The great taboo of the Rising – the enthusiastic looting by the Dublin poor – is given a central place in the action. The loud-mouthed loyalist Bessie Burgess turns out to be the only character with real courage. Overwhelmingly, it is women who are seen to suffer for male posturing. For women who had lost loved ones who had in turn become martyrs, this was deeply offensive.

Yet it was also a crucial declaration of the independence of art – its right, even its duty, to provoke and challenge. WB Yeats, in the heated debates that followed the premiere, drew a distinction between the national vanity of an immature nation and the national pride of a mature one, suggesting that a proud nation was one willing to look hard at its own failings.
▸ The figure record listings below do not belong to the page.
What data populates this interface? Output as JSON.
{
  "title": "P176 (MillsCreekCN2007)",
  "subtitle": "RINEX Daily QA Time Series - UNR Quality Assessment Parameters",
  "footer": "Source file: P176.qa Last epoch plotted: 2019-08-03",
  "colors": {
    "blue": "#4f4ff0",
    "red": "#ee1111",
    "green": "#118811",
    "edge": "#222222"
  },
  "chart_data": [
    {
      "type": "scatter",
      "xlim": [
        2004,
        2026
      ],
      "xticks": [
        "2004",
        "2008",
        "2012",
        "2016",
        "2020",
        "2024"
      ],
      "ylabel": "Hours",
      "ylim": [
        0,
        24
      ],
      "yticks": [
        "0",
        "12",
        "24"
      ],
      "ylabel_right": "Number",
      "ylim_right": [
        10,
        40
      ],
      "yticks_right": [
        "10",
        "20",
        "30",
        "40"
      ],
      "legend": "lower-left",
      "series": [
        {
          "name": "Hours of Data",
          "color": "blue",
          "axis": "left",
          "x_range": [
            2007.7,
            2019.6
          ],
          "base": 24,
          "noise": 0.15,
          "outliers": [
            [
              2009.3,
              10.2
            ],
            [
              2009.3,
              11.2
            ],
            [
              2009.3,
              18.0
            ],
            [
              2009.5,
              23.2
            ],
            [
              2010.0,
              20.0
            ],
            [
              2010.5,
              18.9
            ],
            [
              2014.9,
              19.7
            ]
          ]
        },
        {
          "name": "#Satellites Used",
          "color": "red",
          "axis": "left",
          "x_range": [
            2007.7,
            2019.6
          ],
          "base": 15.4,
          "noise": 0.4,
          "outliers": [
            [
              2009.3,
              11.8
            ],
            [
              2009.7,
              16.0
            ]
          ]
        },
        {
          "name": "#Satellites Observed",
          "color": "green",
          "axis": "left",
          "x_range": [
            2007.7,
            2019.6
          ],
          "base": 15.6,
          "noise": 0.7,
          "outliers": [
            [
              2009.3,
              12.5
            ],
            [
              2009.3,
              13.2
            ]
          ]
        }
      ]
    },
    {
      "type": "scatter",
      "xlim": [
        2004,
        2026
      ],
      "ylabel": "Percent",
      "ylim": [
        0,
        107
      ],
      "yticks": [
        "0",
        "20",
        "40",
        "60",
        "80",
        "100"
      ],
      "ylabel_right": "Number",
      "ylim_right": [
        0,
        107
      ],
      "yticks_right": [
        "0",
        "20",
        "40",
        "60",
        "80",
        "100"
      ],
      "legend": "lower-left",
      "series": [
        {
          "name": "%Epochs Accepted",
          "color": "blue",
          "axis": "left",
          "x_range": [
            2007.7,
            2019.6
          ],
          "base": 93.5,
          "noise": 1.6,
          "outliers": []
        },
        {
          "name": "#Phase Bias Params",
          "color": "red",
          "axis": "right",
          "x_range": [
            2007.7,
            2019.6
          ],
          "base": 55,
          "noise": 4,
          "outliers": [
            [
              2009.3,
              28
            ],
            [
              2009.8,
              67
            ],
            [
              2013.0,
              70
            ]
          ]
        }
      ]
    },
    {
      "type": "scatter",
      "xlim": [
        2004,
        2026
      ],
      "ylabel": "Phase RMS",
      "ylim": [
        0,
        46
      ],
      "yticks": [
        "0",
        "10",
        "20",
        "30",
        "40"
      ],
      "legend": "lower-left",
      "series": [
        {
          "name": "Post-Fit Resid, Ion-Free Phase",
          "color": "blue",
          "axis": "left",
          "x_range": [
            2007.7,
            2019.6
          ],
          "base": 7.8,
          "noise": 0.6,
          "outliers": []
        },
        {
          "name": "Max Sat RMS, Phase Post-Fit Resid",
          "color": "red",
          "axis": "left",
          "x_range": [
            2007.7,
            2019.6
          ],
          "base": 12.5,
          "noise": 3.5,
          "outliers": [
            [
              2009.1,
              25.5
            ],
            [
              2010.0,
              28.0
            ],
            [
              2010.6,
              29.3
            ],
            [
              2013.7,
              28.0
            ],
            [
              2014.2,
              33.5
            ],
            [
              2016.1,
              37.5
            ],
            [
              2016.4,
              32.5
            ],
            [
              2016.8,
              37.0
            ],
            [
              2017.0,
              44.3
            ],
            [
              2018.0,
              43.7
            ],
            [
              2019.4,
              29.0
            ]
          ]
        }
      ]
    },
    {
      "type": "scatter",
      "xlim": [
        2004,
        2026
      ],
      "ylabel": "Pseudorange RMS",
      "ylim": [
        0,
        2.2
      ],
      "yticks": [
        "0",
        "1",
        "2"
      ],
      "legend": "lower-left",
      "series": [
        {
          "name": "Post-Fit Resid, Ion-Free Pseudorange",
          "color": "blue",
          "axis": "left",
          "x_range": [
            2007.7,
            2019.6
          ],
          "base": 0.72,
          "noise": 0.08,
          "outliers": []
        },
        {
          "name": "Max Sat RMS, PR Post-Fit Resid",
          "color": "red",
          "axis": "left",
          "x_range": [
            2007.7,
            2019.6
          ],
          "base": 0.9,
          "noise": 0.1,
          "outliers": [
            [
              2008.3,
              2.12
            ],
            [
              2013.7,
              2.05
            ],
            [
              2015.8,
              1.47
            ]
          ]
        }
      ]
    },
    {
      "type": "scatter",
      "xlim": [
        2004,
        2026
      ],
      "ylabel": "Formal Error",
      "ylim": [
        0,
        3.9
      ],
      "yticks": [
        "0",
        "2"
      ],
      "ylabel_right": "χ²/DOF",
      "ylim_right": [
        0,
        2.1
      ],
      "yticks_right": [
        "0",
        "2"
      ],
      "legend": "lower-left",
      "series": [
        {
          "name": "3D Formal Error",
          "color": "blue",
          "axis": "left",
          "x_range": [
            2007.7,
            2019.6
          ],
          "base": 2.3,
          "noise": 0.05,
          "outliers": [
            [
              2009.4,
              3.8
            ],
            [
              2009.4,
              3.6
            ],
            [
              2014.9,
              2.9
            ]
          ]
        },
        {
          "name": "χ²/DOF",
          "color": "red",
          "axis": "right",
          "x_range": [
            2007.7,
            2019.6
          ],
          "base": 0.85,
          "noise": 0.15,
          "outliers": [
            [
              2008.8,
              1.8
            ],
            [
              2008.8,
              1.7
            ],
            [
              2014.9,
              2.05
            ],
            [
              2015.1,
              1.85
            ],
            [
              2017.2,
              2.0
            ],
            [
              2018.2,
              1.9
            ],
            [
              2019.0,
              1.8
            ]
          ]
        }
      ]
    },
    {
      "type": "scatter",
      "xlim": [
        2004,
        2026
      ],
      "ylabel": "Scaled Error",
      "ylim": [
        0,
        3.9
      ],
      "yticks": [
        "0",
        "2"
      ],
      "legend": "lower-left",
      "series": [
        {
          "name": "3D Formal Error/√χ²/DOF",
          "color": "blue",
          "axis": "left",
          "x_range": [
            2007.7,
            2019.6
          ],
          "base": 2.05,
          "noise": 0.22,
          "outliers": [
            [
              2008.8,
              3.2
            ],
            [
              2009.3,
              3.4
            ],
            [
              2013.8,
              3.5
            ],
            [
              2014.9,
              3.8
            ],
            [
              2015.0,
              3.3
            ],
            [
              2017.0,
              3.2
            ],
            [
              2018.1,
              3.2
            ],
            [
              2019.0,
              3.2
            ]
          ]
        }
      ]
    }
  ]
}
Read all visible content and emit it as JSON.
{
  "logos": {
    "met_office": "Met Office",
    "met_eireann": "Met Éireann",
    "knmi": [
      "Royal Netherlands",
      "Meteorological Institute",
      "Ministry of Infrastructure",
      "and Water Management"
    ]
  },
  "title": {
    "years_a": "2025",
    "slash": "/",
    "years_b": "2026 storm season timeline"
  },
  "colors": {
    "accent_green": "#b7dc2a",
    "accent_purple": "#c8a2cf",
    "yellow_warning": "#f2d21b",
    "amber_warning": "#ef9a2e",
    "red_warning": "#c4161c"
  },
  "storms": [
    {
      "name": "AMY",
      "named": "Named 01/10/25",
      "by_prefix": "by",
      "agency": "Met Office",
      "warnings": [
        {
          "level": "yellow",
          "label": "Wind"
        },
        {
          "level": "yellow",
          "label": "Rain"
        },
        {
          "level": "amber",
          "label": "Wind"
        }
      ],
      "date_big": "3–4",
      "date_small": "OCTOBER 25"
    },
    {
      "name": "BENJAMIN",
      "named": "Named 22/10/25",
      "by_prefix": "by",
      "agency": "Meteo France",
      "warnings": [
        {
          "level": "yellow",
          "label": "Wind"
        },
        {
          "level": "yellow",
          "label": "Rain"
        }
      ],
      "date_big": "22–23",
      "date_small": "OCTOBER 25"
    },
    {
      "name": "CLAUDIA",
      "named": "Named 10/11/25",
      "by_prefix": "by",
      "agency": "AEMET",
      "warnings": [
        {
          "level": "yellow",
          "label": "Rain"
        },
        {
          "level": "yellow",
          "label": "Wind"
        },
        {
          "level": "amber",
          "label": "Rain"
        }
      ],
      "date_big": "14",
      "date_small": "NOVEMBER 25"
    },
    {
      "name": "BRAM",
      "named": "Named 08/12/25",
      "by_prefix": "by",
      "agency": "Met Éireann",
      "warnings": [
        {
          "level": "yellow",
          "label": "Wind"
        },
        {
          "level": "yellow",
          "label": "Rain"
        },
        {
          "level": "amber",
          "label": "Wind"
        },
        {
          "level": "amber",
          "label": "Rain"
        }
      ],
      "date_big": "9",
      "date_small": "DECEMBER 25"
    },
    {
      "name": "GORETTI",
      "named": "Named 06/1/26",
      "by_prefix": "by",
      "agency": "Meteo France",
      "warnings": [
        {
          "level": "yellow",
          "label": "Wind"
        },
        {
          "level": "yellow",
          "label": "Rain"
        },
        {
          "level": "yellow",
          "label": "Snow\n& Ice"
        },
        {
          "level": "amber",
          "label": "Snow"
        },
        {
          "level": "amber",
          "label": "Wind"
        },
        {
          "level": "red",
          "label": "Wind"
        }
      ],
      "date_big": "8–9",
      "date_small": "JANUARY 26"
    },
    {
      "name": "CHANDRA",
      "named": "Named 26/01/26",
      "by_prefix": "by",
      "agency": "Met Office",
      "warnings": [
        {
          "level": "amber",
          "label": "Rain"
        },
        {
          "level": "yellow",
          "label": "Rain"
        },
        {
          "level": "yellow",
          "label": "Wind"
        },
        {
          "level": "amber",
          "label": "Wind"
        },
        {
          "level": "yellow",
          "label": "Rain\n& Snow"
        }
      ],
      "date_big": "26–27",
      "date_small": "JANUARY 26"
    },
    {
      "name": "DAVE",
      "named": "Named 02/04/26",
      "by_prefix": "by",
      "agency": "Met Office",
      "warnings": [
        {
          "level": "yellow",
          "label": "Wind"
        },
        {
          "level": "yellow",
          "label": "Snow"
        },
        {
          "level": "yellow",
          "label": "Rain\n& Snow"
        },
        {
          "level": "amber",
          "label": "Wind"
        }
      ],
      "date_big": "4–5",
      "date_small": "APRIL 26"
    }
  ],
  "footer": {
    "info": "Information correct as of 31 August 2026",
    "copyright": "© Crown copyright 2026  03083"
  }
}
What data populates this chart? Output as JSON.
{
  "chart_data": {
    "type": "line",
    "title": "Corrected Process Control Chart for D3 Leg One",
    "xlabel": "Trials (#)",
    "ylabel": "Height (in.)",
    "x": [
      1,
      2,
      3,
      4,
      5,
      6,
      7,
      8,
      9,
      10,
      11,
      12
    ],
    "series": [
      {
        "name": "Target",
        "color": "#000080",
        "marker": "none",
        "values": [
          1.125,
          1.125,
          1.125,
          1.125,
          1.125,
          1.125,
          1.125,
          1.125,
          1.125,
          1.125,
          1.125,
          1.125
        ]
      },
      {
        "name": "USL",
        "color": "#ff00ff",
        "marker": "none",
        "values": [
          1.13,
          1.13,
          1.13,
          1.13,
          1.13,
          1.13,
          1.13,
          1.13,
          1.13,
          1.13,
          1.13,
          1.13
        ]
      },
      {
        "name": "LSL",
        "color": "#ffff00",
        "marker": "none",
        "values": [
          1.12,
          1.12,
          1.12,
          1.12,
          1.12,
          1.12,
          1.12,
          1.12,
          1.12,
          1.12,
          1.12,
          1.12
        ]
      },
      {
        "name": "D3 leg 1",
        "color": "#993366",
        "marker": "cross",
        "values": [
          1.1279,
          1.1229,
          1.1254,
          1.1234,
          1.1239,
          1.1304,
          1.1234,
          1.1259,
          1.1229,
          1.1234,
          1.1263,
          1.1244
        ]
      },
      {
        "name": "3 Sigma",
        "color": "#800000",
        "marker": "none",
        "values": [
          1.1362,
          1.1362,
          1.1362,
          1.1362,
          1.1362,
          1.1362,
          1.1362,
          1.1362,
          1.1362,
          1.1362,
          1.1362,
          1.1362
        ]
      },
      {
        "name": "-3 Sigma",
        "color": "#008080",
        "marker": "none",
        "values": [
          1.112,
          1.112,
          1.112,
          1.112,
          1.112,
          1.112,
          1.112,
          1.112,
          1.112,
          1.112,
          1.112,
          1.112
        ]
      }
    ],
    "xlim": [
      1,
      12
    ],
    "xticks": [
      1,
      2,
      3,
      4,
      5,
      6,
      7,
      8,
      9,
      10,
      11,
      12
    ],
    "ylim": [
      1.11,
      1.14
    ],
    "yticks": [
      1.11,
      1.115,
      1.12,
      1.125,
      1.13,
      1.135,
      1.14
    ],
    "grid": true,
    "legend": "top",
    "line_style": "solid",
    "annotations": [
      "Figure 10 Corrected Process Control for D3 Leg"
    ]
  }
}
Whether Ireland as a whole was ready for this kind of pride is debatable, but O’Casey did set a standard for its artists: that they must tell the truth as they saw it.

None of this would have mattered too much had not the play been a vivid, wrenching, surreal tragicomedy that grips with its action and characters as much as with its polemics. For all its political urgency and surface realism, The Plough and the Stars survives on the stage because its sense of things falling apart has a poetic force that transcends its immediate occasion.

Samuel Beckett acutely noted of O’Casey that “he discerns the principle of disintegration in even the most complacent solidities, and activates it to their explosion”. The immediate explosion was political, but the long reverberations are artistic.